Der Recyclingprozess

Theorie vs. Praxis: Recycling-Kunststoff ja, aber…

Was in der Theorie gut klingt, hat nur einen Haken: r-PET-Flakes, die einmal dem Flaschenstrom entnommen wurden – um beispielsweise in einer anderen Lebensmittelverpackung eingesetzt zu werden –, werden aktuell aufgrund der komplexen Sammelinfrastruktur nicht mehr in diesen zurückgeführt. Derzeit erfüllt aber nur r-PET aus PET-Flaschen alle notwendigen Anforderungen, die einen Einsatz für Lebensmittelverpackungen möglich machen. Denn um lebensmittelkonform zu sein, muss ein Anteil von 95 Prozent des Inputmaterials – das heißt der Kunststoff-Flakes – von Lebensmittelverpackungen stammen. Das ist bei PET-Flaschen leicht zu garantieren, bei vielen anderen Kunststoffverpackungen aus dem Haushaltsmüll jedoch nicht. Auch wenn Verpackungen getrennt gesammelt werden – etwa im gelben Sack oder der gelben Tonne –, setzt sich der Abfall dennoch aus Verpackungen unterschiedlichster Materialien und Formen zusammen. Durch verschiedene Sortierverfahren ist in Recyclinganlagen zwar eine Trennung bis zu einem gewissen Grad möglich (etwa nach Material), allerdings macht die Vielfalt der Verpackungen die Sortierprozesse derzeit noch schwierig, aufwändig und nicht zuletzt bei kleinen Mengen auch unwirtschaftlich. PET-Flaschen lassen sich im Gegensatz dazu leicht sortieren und weiterverwerten. Doch die Branche blickt optimistisch in die Zukunft: Technologische Weiterentwicklungen können bis zu einem gewissen Grad auch die Möglichkeiten der Abfalltrennung und -sortierung erweitern, künstliche Intelligenz kann künftig dabei eine wichtige Rolle spielen. 

Hoffnung r-PET

Derzeit ruhen die Hoffnungen von nachhaltigen Verpackungslösungen deshalb auf den Schultern von r-PET – das hauptsächlich aus Flaschenströmen recycelt wird. Als derzeit nahezu einziges, mechanisch recyceltes Material gilt r-PET als lebensmittelkonformes Material und kann daher für Lebensmittelverpackungen eingesetzt werden. r-PET ist gut am Markt verfügbar und dank seiner hohen Qualität ein beliebtes Material für Verpackungen, die hoher Transparenz bedürfen oder – aufgrund seiner guten Barriereeigenschaften – für Produkte, die vor äußeren Einflüssen gut geschützt werden müssen.
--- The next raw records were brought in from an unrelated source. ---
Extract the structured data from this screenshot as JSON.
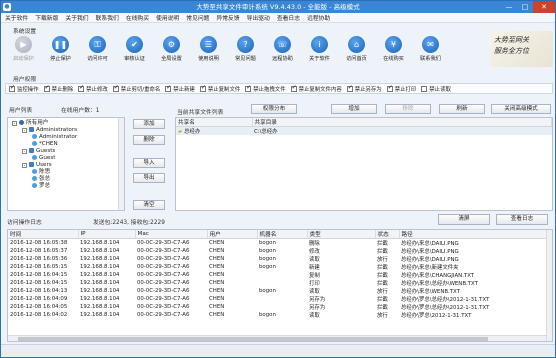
{
  "title": "大势至共享文件审计系统 V9.4.43.0 - 全能版 - 高级模式",
  "menu": [
    "关于软件",
    "下载新版",
    "关于我们",
    "联系我们",
    "在线购买",
    "使用说明",
    "常见问题",
    "异常反馈",
    "导出驱动",
    "查看日志",
    "远程协助"
  ],
  "sections": {
    "settings": "系统设置",
    "permissions": "用户权限",
    "user_list": "用户列表",
    "online": "在线用户数：1",
    "shared_list": "当前共享文件列表",
    "log": "访问操作日志",
    "packets": "发送包:2243, 接收包:2229"
  },
  "toolbar": [
    {
      "label": "启动保护",
      "icon": "play-icon",
      "glyph": "▶",
      "disabled": true
    },
    {
      "label": "停止保护",
      "icon": "pause-icon",
      "glyph": "❚❚",
      "disabled": false
    },
    {
      "label": "访问许可",
      "icon": "key-icon",
      "glyph": "⚿",
      "disabled": false
    },
    {
      "label": "审核认证",
      "icon": "shield-icon",
      "glyph": "✔",
      "disabled": false
    },
    {
      "label": "全局设置",
      "icon": "gear-icon",
      "glyph": "⚙",
      "disabled": false
    },
    {
      "label": "使用说明",
      "icon": "book-icon",
      "glyph": "☰",
      "disabled": false
    },
    {
      "label": "常见问题",
      "icon": "question-icon",
      "glyph": "?",
      "disabled": false
    },
    {
      "label": "远程协助",
      "icon": "headset-icon",
      "glyph": "☏",
      "disabled": false
    },
    {
      "label": "关于软件",
      "icon": "info-icon",
      "glyph": "i",
      "disabled": false
    },
    {
      "label": "访问首页",
      "icon": "home-icon",
      "glyph": "⌂",
      "disabled": false
    },
    {
      "label": "在线购买",
      "icon": "cart-icon",
      "glyph": "¥",
      "disabled": false
    },
    {
      "label": "联系我们",
      "icon": "contact-icon",
      "glyph": "✉",
      "disabled": false
    }
  ],
  "calligraphy": "大势至网关\n服务全方位",
  "permissions": [
    {
      "label": "监控操作",
      "checked": true
    },
    {
      "label": "禁止删除",
      "checked": true
    },
    {
      "label": "禁止修改",
      "checked": true
    },
    {
      "label": "禁止剪切/重命名",
      "checked": true
    },
    {
      "label": "禁止新建",
      "checked": true
    },
    {
      "label": "禁止复制文件",
      "checked": true
    },
    {
      "label": "禁止拖拽文件",
      "checked": true
    },
    {
      "label": "禁止复制文件内容",
      "checked": true
    },
    {
      "label": "禁止另存为",
      "checked": true
    },
    {
      "label": "禁止打印",
      "checked": true
    },
    {
      "label": "禁止读取",
      "checked": false
    }
  ],
  "tree": [
    {
      "label": "所有用户",
      "level": 0,
      "type": "all",
      "toggle": "-"
    },
    {
      "label": "Administrators",
      "level": 1,
      "type": "group",
      "toggle": "-"
    },
    {
      "label": "Administrator",
      "level": 2,
      "type": "user",
      "toggle": ""
    },
    {
      "label": "*CHEN",
      "level": 2,
      "type": "user",
      "toggle": ""
    },
    {
      "label": "Guests",
      "level": 1,
      "type": "group",
      "toggle": "-"
    },
    {
      "label": "Guest",
      "level": 2,
      "type": "user",
      "toggle": ""
    },
    {
      "label": "Users",
      "level": 1,
      "type": "group",
      "toggle": "-"
    },
    {
      "label": "陈思",
      "level": 2,
      "type": "user",
      "toggle": ""
    },
    {
      "label": "张总",
      "level": 2,
      "type": "user",
      "toggle": ""
    },
    {
      "label": "罗总",
      "level": 2,
      "type": "user",
      "toggle": ""
    }
  ],
  "user_buttons": {
    "add": "添加",
    "delete": "删除",
    "import": "导入",
    "export": "导出",
    "clear": "清空"
  },
  "share_buttons": {
    "perm_dist": "权限分布",
    "add": "增加",
    "remove": "移除",
    "refresh": "刷新",
    "close_adv": "关闭高级模式"
  },
  "share_headers": [
    "共享名",
    "共享目录"
  ],
  "shares": [
    {
      "name": "总经办",
      "dir": "C:\\总经办"
    }
  ],
  "log_buttons": {
    "clear": "清屏",
    "view": "查看日志"
  },
  "log_headers": [
    "时间",
    "IP",
    "Mac",
    "用户",
    "机器名",
    "类型",
    "状态",
    "路径"
  ],
  "log_rows": [
    [
      "2016-12-08 16:05:38",
      "192.168.8.104",
      "00-0C-29-3D-C7-A6",
      "CHEN",
      "bogon",
      "删除",
      "拦截",
      "总经办\\来总\\DAILI.PNG"
    ],
    [
      "2016-12-08 16:05:37",
      "192.168.8.104",
      "00-0C-29-3D-C7-A6",
      "CHEN",
      "bogon",
      "修改",
      "拦截",
      "总经办\\来总\\DAILI.PNG"
    ],
    [
      "2016-12-08 16:05:36",
      "192.168.8.104",
      "00-0C-29-3D-C7-A6",
      "CHEN",
      "bogon",
      "读取",
      "放行",
      "总经办\\来总\\DAILI.PNG"
    ],
    [
      "2016-12-08 16:05:15",
      "192.168.8.104",
      "00-0C-29-3D-C7-A6",
      "CHEN",
      "bogon",
      "新建",
      "拦截",
      "总经办\\来总\\新建文件夹"
    ],
    [
      "2016-12-08 16:04:15",
      "192.168.8.104",
      "00-0C-29-3D-C7-A6",
      "CHEN",
      "",
      "复制",
      "拦截",
      "总经办\\来总\\CHANGJIAN.TXT"
    ],
    [
      "2016-12-08 16:04:15",
      "192.168.8.104",
      "00-0C-29-3D-C7-A6",
      "CHEN",
      "",
      "打印",
      "拦截",
      "总经办\\来总\\总经办\\WENB.TXT"
    ],
    [
      "2016-12-08 16:04:13",
      "192.168.8.104",
      "00-0C-29-3D-C7-A6",
      "CHEN",
      "bogon",
      "读取",
      "放行",
      "总经办\\来总\\WENB.TXT"
    ],
    [
      "2016-12-08 16:04:09",
      "192.168.8.104",
      "00-0C-29-3D-C7-A6",
      "CHEN",
      "",
      "另存为",
      "拦截",
      "总经办\\罗总\\总经办\\2012-1-31.TXT"
    ],
    [
      "2016-12-08 16:04:05",
      "192.168.8.104",
      "00-0C-29-3D-C7-A6",
      "CHEN",
      "",
      "另存为",
      "拦截",
      "总经办\\罗总\\总经办\\2012-1-31.TXT"
    ],
    [
      "2016-12-08 16:04:02",
      "192.168.8.104",
      "00-0C-29-3D-C7-A6",
      "CHEN",
      "bogon",
      "读取",
      "放行",
      "总经办\\罗总\\2012-1-31.TXT"
    ]
  ]
}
Der Flaschenstrom bedingt die hohe Qualität von r-PET

Recyceltes PET, das derzeit für Verpackungen zum Einsatz kommt, wird, wie oben erwähnt, vorwiegend aus sogenannten Flaschenströmen gewonnen. Kunststoff-Sammel-Ströme für PET-Getränkeflaschen funktionieren in vielen Ländern der Welt gut, PET-Flaschen sind daher in großer Menge für das Recycling vorhanden. Neben der hohen Sammelquote bieten die Flaschen einen weiteren entscheidenden Vorteil: Sie sind meist transparent (oder bläulich) und undekoriert bzw. nur mit einem einfach ablösbaren Etikett oder Sleeve versehen. Das wirkt sich positiv auf die Qualität des Recyclingmaterials aus. Denn aus einem Recyclingprozess, in den hauptsächlich transparentes, unbedrucktes Material eingebracht wird, kommt auch ebenso reines Material wieder heraus. Besonders diese Transparenz macht r-PET zu einem beliebten Material für Verpackungen, die nicht nur nachhaltig, sondern auch optisch überzeugend sein sollen.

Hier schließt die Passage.